One-pot MCDA-CRISPR-Cas-based detection platform for point-of-care testing of severe acute respiratory syndrome coronavirus 2

Front Microbiol. 2024 Dec 6:15:1503356. doi: 10.3389/fmicb.2024.1503356. eCollection 2024.

Abstract

Compared to quantitative real-time PCR (q-PCR), CRISPR-Cas-mediated technology is more suitable for point-of-care testing (POCT) and has potential for wider application in the future. Generally, the operational procedure of CRISPR-Cas-mediated diagnostic method consists of two independent steps, the reaction of signal amplification and the CRISPR-Cas-mediated signal detection. Complex multi-step procedures can easily lead to cross-contamination. To develop a convenient and rapid method for severe acute respiratory syndrome coronavirus 2 (SARS-CoV-2) detection, we propose a MCTOP method (Multiple cross displacement amplification-CRISPR-Cas12b-based testing in one-pot), which targets the open reading frame 1ab (ORF1ab) and nucleocapsid protein (N) gene of SARS-CoV-2. This method combines MCDA isothermal amplification and CRISPR-Cas-mediated sequence-specific detection into a one-pot reaction. The optimal reaction was achieved with isothermal amplification of 40 min and CRISPR-Cas-based detection of 15 min, both at 64°C. Then, the results can be visualized by the real-time fluorescence instrument and also lateral flow biosensor. The lowest detection limit of the proposed method is 10 copies of each of target sequences, and it has no cross-reactivity with non-SARS-CoV-2 templates. In a clinical test of 70 pharyngeal swab samples, MCTOP assay showed a specificity of 100% and sensitivities of 98 and 96% for the real-time fluorescence instrument and lateral flow biosensor, respectively. The MCTOP developed in this study is a rapid, convenient, highly sensitive, and specific method for SARS-CoV-2 nucleic acid detection. It can be used as an effective point-of-care testing (POCT) tool for clinical diagnosis and epidemiologic surveillance of SARS-CoV-2 infections, especially suitable for the basic, field and clinical laboratory.
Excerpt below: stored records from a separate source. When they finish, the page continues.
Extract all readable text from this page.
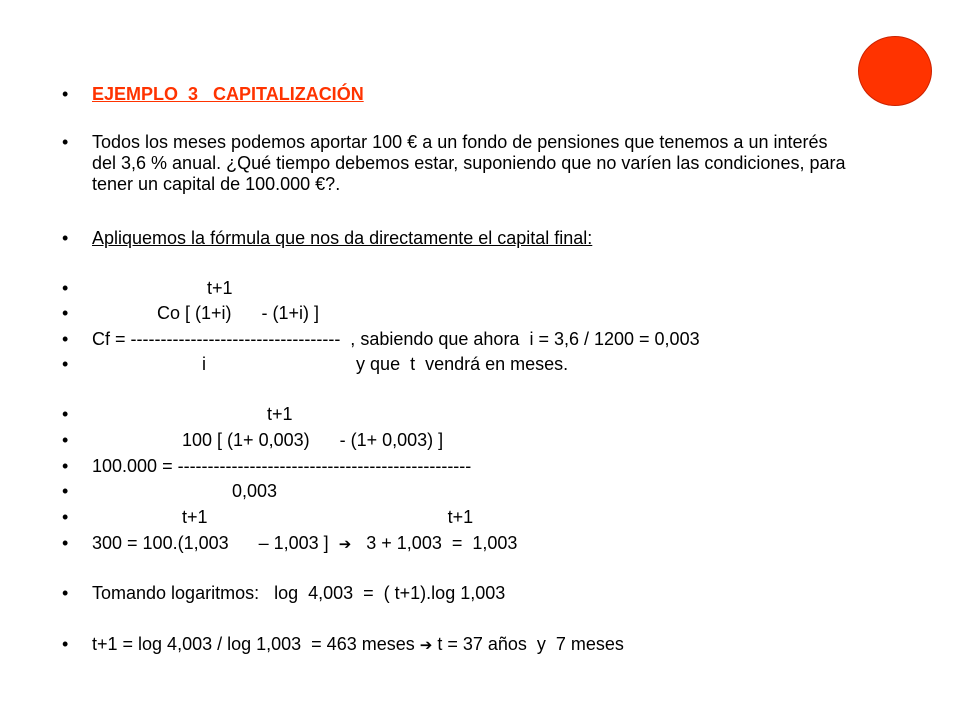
•

EJEMPLO  3   CAPITALIZACIÓN

•

Todos los meses podemos aportar 100 € a un fondo de pensiones que tenemos a un interés del 3,6 % anual. ¿Qué tiempo debemos estar, suponiendo que no varíen las condiciones, para tener un capital de 100.000 €?.

•

Apliquemos la fórmula que nos da directamente el capital final:

•

t+1

•

Co [ (1+i)      - (1+i) ]

•

Cf = -----------------------------------  , sabiendo que ahora  i = 3,6 / 1200 = 0,003

•

i                              y que  t  vendrá en meses.

•

t+1

•

100 [ (1+ 0,003)      - (1+ 0,003) ]

•

100.000 = -------------------------------------------------

•

0,003

•

t+1                                                t+1

•

300 = 100.(1,003      – 1,003 ]  ➔   3 + 1,003  =  1,003

•

Tomando logaritmos:   log  4,003  =  ( t+1).log 1,003

•

t+1 = log 4,003 / log 1,003  = 463 meses ➔ t = 37 años  y  7 meses
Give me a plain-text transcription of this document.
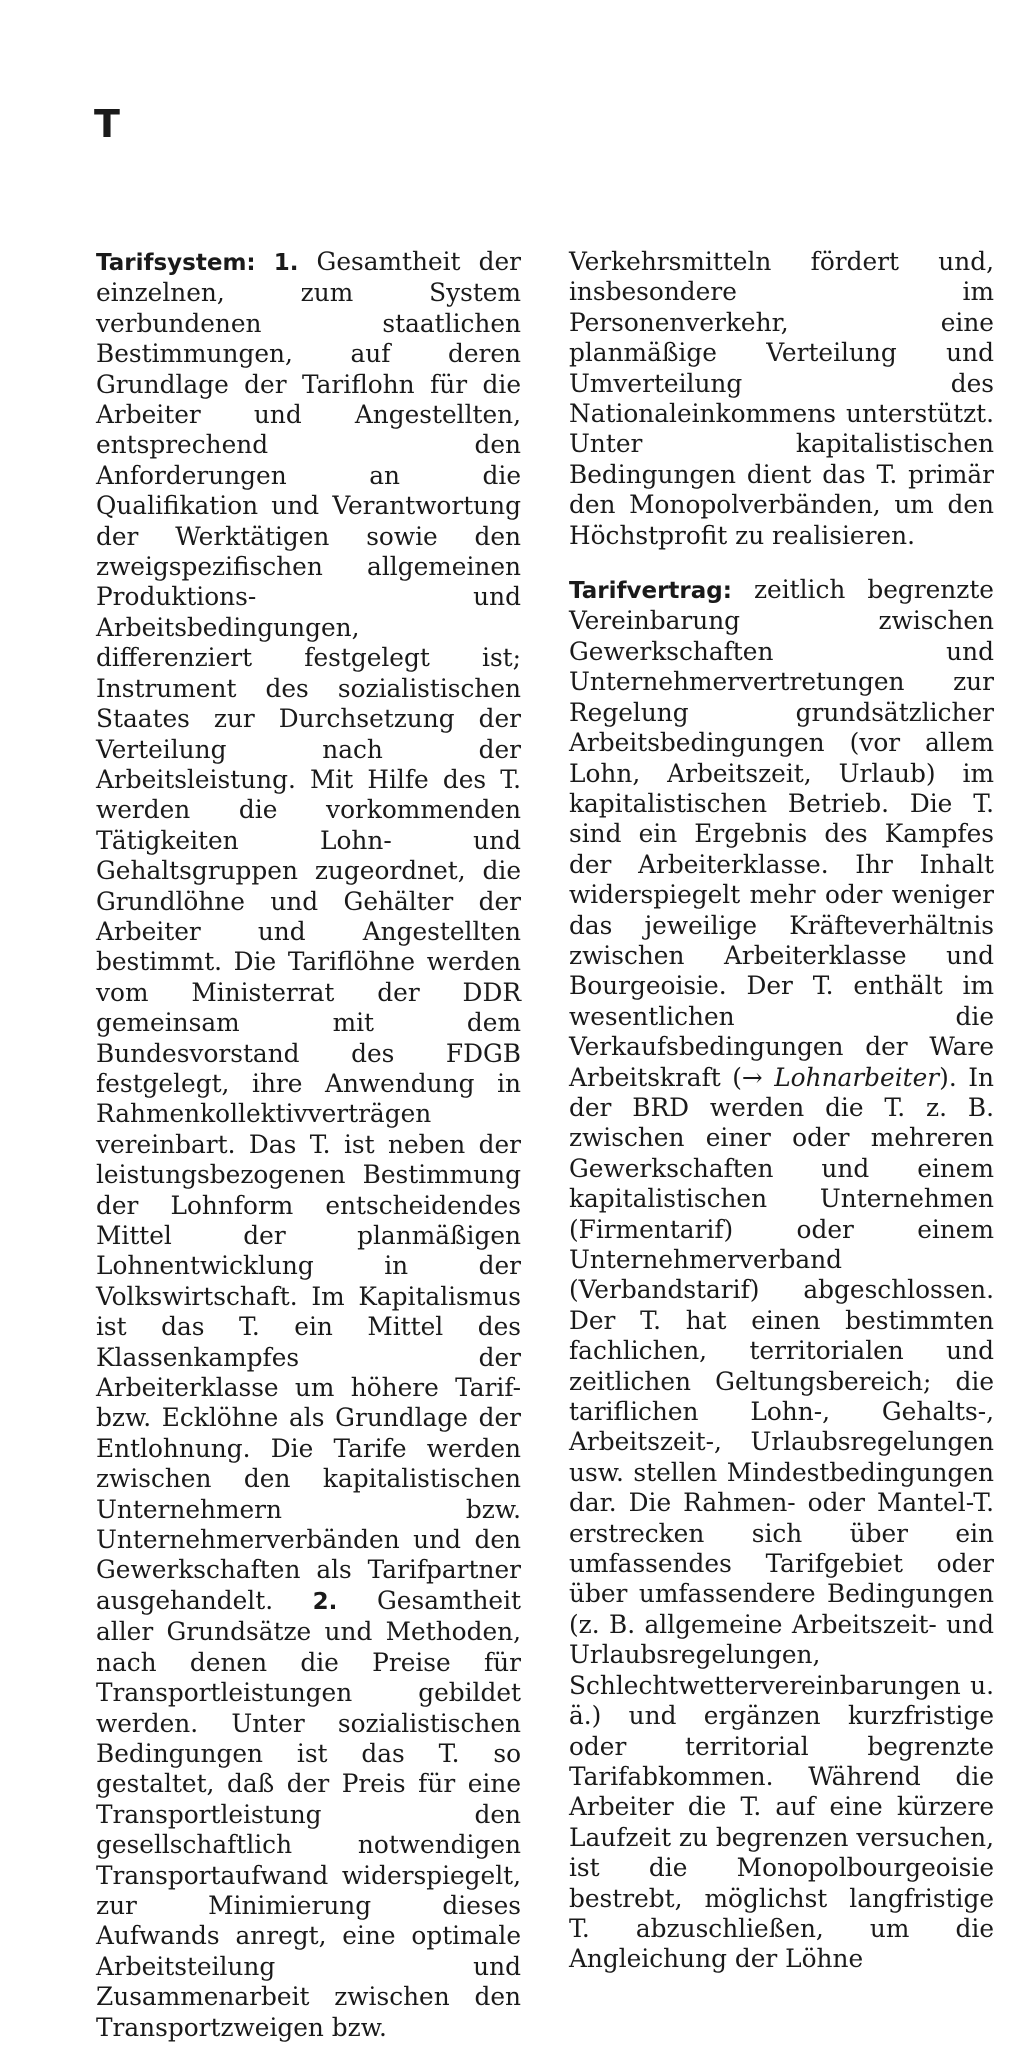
T

Tarifsystem: 1. Gesamtheit der einzelnen, zum System verbundenen staatlichen Bestimmungen, auf deren Grundlage der Tariflohn für die Arbeiter und Angestellten, entsprechend den Anforderungen an die Qualifikation und Verantwortung der Werktätigen sowie den zweigspezifischen allgemeinen Produktions- und Arbeitsbedingungen, differenziert festgelegt ist; Instrument des sozialistischen Staates zur Durchsetzung der Verteilung nach der Arbeitsleistung. Mit Hilfe des T. werden die vorkommenden Tätigkeiten Lohn- und Gehaltsgruppen zugeordnet, die Grundlöhne und Gehälter der Arbeiter und Angestellten bestimmt. Die Tariflöhne werden vom Ministerrat der DDR gemeinsam mit dem Bundesvorstand des FDGB festgelegt, ihre Anwendung in Rahmenkollektivverträgen vereinbart. Das T. ist neben der leistungsbezogenen Bestimmung der Lohnform entscheidendes Mittel der planmäßigen Lohnentwicklung in der Volkswirtschaft. Im Kapitalismus ist das T. ein Mittel des Klassenkampfes der Arbeiterklasse um höhere Tarif- bzw. Ecklöhne als Grundlage der Entlohnung. Die Tarife werden zwischen den kapitalistischen Unternehmern bzw. Unternehmerverbänden und den Gewerkschaften als Tarifpartner ausgehandelt. 2. Gesamtheit aller Grundsätze und Methoden, nach denen die Preise für Transportleistungen gebildet werden. Unter sozialistischen Bedingungen ist das T. so gestaltet, daß der Preis für eine Transportleistung den gesellschaftlich notwendigen Transportaufwand widerspiegelt, zur Minimierung dieses Aufwands anregt, eine optimale Arbeitsteilung und Zusammenarbeit zwischen den Transportzweigen bzw.

Verkehrsmitteln fördert und, insbesondere im Personenverkehr, eine planmäßige Verteilung und Umverteilung des Nationaleinkommens unterstützt. Unter kapitalistischen Bedingungen dient das T. primär den Monopolverbänden, um den Höchstprofit zu realisieren.

Tarifvertrag: zeitlich begrenzte Vereinbarung zwischen Gewerkschaften und Unternehmervertretungen zur Regelung grundsätzlicher Arbeitsbedingungen (vor allem Lohn, Arbeitszeit, Urlaub) im kapitalistischen Betrieb. Die T. sind ein Ergebnis des Kampfes der Arbeiterklasse. Ihr Inhalt widerspiegelt mehr oder weniger das jeweilige Kräfteverhältnis zwischen Arbeiterklasse und Bourgeoisie. Der T. enthält im wesentlichen die Verkaufsbedingungen der Ware Arbeitskraft (→ Lohnarbeiter). In der BRD werden die T. z. B. zwischen einer oder mehreren Gewerkschaften und einem kapitalistischen Unternehmen (Firmentarif) oder einem Unternehmerverband (Verbandstarif) abgeschlossen. Der T. hat einen bestimmten fachlichen, territorialen und zeitlichen Geltungsbereich; die tariflichen Lohn-, Gehalts-, Arbeitszeit-, Urlaubsregelungen usw. stellen Mindestbedingungen dar. Die Rahmen- oder Mantel-T. erstrecken sich über ein umfassendes Tarifgebiet oder über umfassendere Bedingungen (z. B. allgemeine Arbeitszeit- und Urlaubsregelungen, Schlechtwettervereinbarungen u. ä.) und ergänzen kurzfristige oder territorial begrenzte Tarifabkommen. Während die Arbeiter die T. auf eine kürzere Laufzeit zu begrenzen versuchen, ist die Monopolbourgeoisie bestrebt, möglichst langfristige T. abzuschließen, um die Angleichung der Löhne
Keywords: COVID-19; Cas12b; MCTOP; SARS-CoV-2; point-of-care testing.

Grants and funding

The author(s) declare that financial support was received for the research, authorship, and/or publication of this article. This work was supported by grants from the Major Scientific and Technological Application Demonstration Project of Chengdu Science and Technology Bureau (No. 2022-YF09-00011-SN) and the Key Research Programs of Sichuan Science and Technology Department (No. 2021YFQ0060).